Avant de conclure il me paraît important de préciser que Nicolas Jadelot a un fils, Jean-François Nicolas, né en 1771, qui étudie la médecine à Nancy où il soutient sa thèse en 1791. Après avoir été médecin militaire, sans doute par suite d’une réquisition en raison de la situation politique et militaire, il va exercer à Paris. Comme son père, il s’intéresse à la formulation des médicaments et il est l’auteur de publications et d’ouvrages. A ce titre, il est souvent confondu avec lui, surtout que leurs prénoms sont proches, et c’est cette confusion qui justifie la rédaction de cet alinéa.
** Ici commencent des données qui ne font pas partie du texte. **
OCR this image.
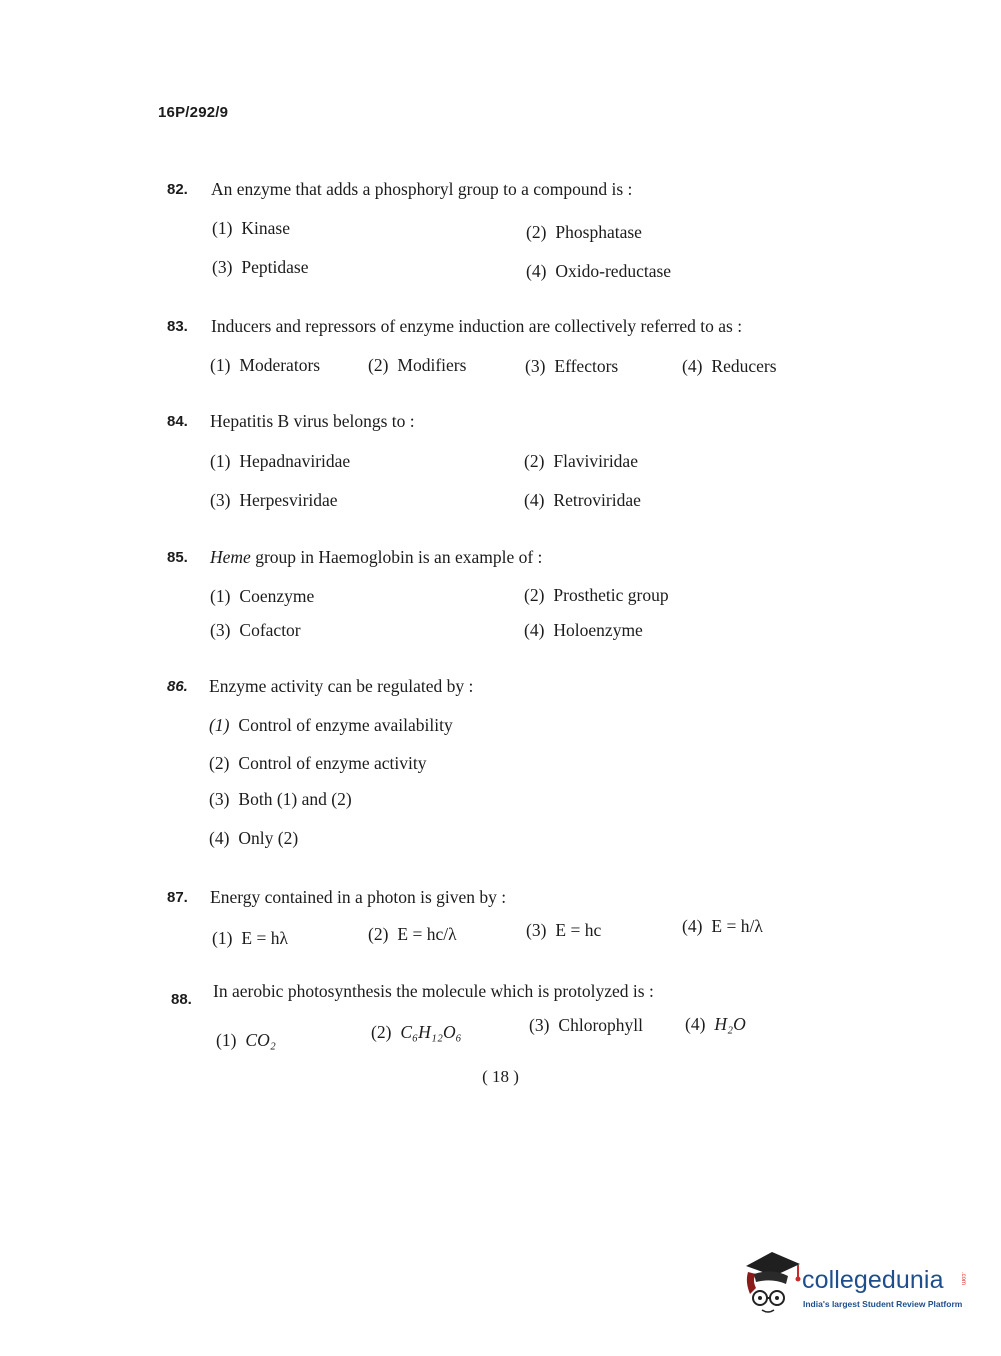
16P/292/9
82. An enzyme that adds a phosphoryl group to a compound is :
(1) Kinase	(2) Phosphatase
(3) Peptidase	(4) Oxido-reductase
83. Inducers and repressors of enzyme induction are collectively referred to as :
(1) Moderators	(2) Modifiers	(3) Effectors	(4) Reducers
84. Hepatitis B virus belongs to :
(1) Hepadnaviridae	(2) Flaviviridae
(3) Herpesviridae	(4) Retroviridae
85. Heme group in Haemoglobin is an example of :
(1) Coenzyme	(2) Prosthetic group
(3) Cofactor	(4) Holoenzyme
86. Enzyme activity can be regulated by :
(1) Control of enzyme availability
(2) Control of enzyme activity
(3) Both (1) and (2)
(4) Only (2)
87. Energy contained in a photon is given by :
(1) E = hλ	(2) E = hc/λ	(3) E = hc	(4) E = h/λ
88. In aerobic photosynthesis the molecule which is protolyzed is :
(1) CO₂	(2) C₆H₁₂O₆	(3) Chlorophyll (4) H₂O
( 18 )
collegedunia	.com
India's largest Student Review Platform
A Paris, Jean-François Nicolas est médecin de l’Hôpital des enfants malades et de l’Hospice des orphelins. Elu à l’Académie de médecine en février 1821, il est l’auteur d’un ouvrage sur les médicaments qui semble n’avoir jamais été étudié par les historiens. Intitulé De l’art d’employer les médicamens ou Du choix des préparations et de la rédaction des formules dans le traitement des maladies, il paraît chez le libraire Croullebois à Paris en l’an XIII (1805). La démarche de Jean-François Nicolas est originale et, à ce titre, elle mérite une étude, d’autant que lorsqu’il est question de ce travail, il est assez habituellement indiqué qu’il s’agit d’une reproduction de celui de son père sous un autre nom. Cette assertion est malveillante mais, en plus, elle est inexacte. En effet, une comparaison de la Pharmacopée et de L’art d’employer les médicamens montre que ces ouvrages diffèrent profondément. Il convient cependant de préciser qu’il existe une seconde édition de la Pharmacopée des pauvres, parue en l’an VIII (1800), donc après la mort de son auteur, dont l’examen montre qu’il s’agit d’une reproduction quasiment intégrale de l’édition princeps. La proximité des dates de parution peut expliquer la confusion. Membre associé national de la Société des sciences, lettres et arts de Nancy depuis 1804, Jean-François Nicolas Jadelot meurt à Paris en février 1855. Son portrait est présent à l’Académie nationale de médecine.
Conclusion
Plus de deux siècles après la mort du professeur Jadelot, qui était le petit-fils d’un apothicaire, nous sommes toujours à la recherche de thérapeutiques simples, sinon bon marché, dites aujourd’hui « naturelles » ou « médecines douces », et les ouvrages qui les présentent et qui les vantent, en vue de se soigner chez soi et par ses propres moyens, abondent dans les librairies et les magasins spécialisés.
Pierre Labrude,
avril 2019.
Figures : la page de garde et une double page de formules de la Pharmacopée des pauvres. Photographies issues d’un CD de la Pharmacopée offert à l’auteur par le conservateur général des bibliothèques publiques de Nancy en 2003.